Les premières trois mots qui font le salut imprévu pour cette année scolaire qui vient de faire son début sont les rassurantes « ´ça y est ». En effet, nous sommes arrivés, une année de plus, à faire possible la magie de l’atelier. C’est notre huitième rentrée (2005-2013) , une autre aventure va avoir lieu dans cet espace culturel que nous avons créé à notre mesure, un espace convivial, profondément littéraire. Un petit coin sympa, loin des conventions et des tortueux sentiers officiels.

Le nouveau Atelier

Le nouvel Atelier

 L’ATELIER a démarré cette nouvelle édition sous la pluie, dans  un après-midi très littéraire. Nous avons été très bien protégés par un parapluie d’enthousiasme, de chemins littéraires à poursuivre … Et par ce bol d’air frais arrivé de nouveaux membres: Carmelo, Miriam, Guillermo, Carolina, Nieves, Yolanda,… Qui vont  sans doute apporter de nouveaux regards, de nouvelles idées, ouvrant des sentiers inédits dans cette aventure collective que c’est l’Atelier.
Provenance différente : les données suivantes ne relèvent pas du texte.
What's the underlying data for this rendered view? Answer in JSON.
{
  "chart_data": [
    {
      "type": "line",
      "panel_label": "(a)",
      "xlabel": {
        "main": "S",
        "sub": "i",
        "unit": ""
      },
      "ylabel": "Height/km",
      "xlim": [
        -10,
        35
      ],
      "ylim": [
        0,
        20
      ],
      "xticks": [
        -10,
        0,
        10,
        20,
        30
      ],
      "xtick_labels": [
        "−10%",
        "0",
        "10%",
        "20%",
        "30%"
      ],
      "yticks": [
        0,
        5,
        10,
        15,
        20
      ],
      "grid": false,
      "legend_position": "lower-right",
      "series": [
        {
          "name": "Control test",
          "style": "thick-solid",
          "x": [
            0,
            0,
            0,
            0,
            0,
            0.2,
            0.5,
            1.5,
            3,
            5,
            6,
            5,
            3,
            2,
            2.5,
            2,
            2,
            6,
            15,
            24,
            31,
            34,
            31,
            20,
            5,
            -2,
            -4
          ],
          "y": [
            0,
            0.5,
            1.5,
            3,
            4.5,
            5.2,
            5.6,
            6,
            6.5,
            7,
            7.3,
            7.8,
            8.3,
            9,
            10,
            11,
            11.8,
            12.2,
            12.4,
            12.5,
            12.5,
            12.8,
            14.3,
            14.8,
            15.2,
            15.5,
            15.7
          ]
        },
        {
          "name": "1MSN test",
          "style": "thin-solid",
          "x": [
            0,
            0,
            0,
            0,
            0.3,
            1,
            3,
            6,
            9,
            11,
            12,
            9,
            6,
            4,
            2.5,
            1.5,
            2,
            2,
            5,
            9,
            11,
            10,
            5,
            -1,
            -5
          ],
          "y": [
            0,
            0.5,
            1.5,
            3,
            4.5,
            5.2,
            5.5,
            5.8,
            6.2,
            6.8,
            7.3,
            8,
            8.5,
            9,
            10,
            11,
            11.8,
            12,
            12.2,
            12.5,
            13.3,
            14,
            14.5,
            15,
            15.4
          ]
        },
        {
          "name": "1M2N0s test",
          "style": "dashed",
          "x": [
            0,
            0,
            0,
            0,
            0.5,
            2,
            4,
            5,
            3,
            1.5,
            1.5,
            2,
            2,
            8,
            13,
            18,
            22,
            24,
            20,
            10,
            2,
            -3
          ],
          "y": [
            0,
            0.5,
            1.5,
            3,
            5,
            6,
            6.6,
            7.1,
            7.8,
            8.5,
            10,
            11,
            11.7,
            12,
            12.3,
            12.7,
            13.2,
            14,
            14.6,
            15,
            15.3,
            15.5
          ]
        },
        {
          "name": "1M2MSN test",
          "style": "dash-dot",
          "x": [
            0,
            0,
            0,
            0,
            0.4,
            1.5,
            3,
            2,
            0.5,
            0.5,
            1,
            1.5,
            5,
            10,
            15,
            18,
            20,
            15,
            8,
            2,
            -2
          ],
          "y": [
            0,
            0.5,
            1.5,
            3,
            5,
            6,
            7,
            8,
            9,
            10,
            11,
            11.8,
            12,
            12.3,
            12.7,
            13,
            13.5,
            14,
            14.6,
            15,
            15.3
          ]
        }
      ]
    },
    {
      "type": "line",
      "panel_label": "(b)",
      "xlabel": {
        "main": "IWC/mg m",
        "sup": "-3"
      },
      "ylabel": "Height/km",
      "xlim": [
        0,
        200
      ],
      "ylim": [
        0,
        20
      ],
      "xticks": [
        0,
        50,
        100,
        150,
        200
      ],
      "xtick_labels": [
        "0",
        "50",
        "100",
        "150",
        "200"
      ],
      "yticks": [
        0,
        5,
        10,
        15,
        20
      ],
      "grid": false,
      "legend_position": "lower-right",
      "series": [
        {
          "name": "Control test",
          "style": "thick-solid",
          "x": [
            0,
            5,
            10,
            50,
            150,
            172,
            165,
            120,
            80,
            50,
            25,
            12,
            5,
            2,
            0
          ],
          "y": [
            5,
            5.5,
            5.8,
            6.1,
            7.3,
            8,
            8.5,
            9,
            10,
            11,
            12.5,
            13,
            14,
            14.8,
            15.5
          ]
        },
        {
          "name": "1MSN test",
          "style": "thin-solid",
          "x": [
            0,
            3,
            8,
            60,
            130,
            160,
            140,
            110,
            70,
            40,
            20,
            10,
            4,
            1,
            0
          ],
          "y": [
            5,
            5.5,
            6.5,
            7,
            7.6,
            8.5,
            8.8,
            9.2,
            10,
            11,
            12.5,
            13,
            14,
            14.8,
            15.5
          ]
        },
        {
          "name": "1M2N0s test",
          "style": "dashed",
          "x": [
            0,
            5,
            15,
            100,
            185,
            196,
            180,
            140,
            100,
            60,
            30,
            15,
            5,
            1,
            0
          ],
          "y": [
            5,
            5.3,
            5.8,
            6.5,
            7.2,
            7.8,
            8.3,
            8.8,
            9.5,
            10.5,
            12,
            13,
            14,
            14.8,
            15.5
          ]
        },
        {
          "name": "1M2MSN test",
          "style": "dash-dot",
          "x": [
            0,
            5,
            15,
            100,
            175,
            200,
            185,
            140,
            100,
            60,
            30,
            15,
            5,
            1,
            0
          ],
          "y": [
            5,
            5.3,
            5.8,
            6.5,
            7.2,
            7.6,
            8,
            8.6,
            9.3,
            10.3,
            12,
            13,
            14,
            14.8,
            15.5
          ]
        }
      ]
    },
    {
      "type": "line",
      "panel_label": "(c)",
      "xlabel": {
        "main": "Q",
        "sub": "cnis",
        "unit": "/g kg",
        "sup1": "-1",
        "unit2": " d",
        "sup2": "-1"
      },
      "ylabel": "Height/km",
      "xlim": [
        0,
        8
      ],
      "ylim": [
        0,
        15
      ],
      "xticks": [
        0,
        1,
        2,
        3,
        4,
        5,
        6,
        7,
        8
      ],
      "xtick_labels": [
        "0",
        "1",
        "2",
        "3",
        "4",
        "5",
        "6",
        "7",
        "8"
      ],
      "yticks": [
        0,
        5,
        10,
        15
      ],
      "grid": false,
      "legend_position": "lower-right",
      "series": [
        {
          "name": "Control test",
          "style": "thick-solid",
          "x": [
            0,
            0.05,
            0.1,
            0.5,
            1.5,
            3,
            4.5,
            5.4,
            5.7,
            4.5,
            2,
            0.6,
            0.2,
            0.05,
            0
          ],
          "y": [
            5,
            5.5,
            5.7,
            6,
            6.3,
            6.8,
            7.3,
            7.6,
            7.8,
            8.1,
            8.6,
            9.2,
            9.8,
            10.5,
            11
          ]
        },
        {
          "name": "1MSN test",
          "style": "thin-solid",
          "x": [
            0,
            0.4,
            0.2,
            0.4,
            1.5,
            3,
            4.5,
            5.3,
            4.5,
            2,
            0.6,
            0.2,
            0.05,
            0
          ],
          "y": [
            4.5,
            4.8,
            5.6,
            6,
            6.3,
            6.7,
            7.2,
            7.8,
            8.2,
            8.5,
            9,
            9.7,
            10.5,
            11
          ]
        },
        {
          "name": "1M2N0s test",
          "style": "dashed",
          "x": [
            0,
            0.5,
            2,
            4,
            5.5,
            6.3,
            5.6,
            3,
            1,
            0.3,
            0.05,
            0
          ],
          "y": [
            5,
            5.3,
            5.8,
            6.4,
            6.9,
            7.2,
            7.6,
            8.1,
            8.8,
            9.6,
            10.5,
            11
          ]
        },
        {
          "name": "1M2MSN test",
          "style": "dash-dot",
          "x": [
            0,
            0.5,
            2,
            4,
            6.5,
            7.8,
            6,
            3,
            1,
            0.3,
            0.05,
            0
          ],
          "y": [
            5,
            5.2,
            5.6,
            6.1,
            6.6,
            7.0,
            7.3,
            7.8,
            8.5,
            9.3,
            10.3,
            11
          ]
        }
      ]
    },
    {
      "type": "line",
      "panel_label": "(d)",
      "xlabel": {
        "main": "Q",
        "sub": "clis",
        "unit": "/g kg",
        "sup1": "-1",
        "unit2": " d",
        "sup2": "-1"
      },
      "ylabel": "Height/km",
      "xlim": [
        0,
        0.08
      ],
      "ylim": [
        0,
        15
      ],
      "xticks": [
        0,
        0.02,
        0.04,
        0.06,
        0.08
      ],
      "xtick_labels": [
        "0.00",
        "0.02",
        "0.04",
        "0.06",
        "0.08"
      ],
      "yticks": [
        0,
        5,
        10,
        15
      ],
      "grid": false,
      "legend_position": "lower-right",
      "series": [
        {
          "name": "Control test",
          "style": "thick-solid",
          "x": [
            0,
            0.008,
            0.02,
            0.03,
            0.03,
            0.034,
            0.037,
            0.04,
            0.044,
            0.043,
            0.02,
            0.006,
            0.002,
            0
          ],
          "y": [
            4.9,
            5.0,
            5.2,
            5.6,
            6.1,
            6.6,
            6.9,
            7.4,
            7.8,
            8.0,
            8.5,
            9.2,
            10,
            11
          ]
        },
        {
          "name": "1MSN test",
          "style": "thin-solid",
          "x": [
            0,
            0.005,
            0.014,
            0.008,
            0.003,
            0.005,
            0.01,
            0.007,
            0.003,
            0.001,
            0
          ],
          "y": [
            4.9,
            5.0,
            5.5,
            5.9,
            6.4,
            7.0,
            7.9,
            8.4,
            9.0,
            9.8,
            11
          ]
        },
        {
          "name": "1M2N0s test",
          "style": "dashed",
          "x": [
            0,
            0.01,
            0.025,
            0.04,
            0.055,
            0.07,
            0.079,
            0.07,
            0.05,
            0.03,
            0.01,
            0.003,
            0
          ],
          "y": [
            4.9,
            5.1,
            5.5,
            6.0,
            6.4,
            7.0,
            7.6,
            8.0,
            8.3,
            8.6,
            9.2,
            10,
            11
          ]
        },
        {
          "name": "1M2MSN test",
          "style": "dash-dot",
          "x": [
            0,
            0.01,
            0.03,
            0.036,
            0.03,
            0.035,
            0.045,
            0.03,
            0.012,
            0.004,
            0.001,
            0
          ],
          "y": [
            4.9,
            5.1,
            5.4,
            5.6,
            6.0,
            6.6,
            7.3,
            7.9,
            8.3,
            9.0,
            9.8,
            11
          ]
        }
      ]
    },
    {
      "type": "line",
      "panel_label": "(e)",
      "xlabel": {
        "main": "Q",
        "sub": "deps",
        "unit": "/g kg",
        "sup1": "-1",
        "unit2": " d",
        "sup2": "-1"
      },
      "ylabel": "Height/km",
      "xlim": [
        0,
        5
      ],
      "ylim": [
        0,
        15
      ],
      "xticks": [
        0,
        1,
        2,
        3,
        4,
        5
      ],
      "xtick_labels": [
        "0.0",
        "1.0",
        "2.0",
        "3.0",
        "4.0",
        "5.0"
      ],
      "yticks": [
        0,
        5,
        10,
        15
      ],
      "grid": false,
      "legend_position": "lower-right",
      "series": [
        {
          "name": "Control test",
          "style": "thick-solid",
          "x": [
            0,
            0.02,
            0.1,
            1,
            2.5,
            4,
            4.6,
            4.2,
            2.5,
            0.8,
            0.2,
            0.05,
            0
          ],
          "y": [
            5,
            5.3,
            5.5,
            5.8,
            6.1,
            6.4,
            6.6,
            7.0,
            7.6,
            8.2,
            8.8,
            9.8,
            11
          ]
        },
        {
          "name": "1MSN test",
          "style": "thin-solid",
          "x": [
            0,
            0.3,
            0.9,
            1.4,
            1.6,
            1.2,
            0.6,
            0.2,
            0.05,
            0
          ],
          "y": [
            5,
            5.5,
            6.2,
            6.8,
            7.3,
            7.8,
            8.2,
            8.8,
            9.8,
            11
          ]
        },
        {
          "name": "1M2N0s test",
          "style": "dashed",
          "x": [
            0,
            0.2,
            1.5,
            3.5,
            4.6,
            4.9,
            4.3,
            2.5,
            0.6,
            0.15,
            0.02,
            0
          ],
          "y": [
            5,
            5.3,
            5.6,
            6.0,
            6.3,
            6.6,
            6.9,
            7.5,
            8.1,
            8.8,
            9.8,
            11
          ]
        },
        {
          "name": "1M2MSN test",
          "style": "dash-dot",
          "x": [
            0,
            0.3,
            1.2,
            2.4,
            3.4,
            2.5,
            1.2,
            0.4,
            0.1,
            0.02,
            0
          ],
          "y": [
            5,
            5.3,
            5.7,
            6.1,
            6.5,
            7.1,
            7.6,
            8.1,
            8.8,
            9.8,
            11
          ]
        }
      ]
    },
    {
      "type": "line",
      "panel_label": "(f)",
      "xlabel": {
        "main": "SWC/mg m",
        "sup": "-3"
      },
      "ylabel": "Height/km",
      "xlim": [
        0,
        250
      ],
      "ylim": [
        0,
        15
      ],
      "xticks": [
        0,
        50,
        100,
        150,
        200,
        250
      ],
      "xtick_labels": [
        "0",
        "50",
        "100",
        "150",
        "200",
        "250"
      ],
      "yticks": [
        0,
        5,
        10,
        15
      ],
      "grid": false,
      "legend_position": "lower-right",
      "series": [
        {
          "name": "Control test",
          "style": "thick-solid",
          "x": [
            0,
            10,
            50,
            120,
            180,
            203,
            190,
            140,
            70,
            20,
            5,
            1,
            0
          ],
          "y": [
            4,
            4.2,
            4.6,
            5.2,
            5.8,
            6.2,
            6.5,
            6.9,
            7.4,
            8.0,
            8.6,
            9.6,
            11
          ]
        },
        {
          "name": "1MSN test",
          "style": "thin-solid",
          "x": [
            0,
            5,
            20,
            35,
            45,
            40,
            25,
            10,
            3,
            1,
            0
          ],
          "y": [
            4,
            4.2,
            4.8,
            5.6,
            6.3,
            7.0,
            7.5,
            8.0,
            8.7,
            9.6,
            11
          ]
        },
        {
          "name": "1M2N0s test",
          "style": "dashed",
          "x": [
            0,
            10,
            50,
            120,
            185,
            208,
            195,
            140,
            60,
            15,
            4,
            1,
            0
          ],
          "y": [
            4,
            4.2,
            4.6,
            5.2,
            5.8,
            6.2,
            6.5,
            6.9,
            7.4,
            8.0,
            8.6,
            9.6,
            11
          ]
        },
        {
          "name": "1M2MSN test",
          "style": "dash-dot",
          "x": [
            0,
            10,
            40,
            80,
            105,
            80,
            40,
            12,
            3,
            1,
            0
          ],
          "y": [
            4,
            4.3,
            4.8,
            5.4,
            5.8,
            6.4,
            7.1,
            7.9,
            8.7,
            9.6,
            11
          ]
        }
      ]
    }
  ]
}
Les  anciens membres : Javier, Teresa, Natalia, Juan, Francisco Javier, Irene, Paula, María, nous tous sommes ravis de les accueillir. Ils représentent une allure renouvelée, une force dont nous avions besoin,  L’Atelier devient avec eux un cocktail plein de promesses et de futur, un Atelier aussi “différent et nouveau”.

Notre chère Rosa, toujours avec nous

Notre chère Rosa, toujours avec nous

Un souvenir spécial pour une de nos membres le plus anciennes, depuis le début de l’Atelier, Rosa, notre étudiante doyenne, n’a pas manqué un seul jour à ce rendez-vous qu’elle considérait comme une des ses principales activités. Étant donné son âge avancé et sa santé délicate elle a décidé de nous suivre sur le blog… Merci Rosa de tout ce que tu nous a appris. Une chaise restera toujours prête pour toi  quand tu retrouverais encore une fois tes forces et tu reviendras nous rejoindre avec la sagesse qui te caractérise.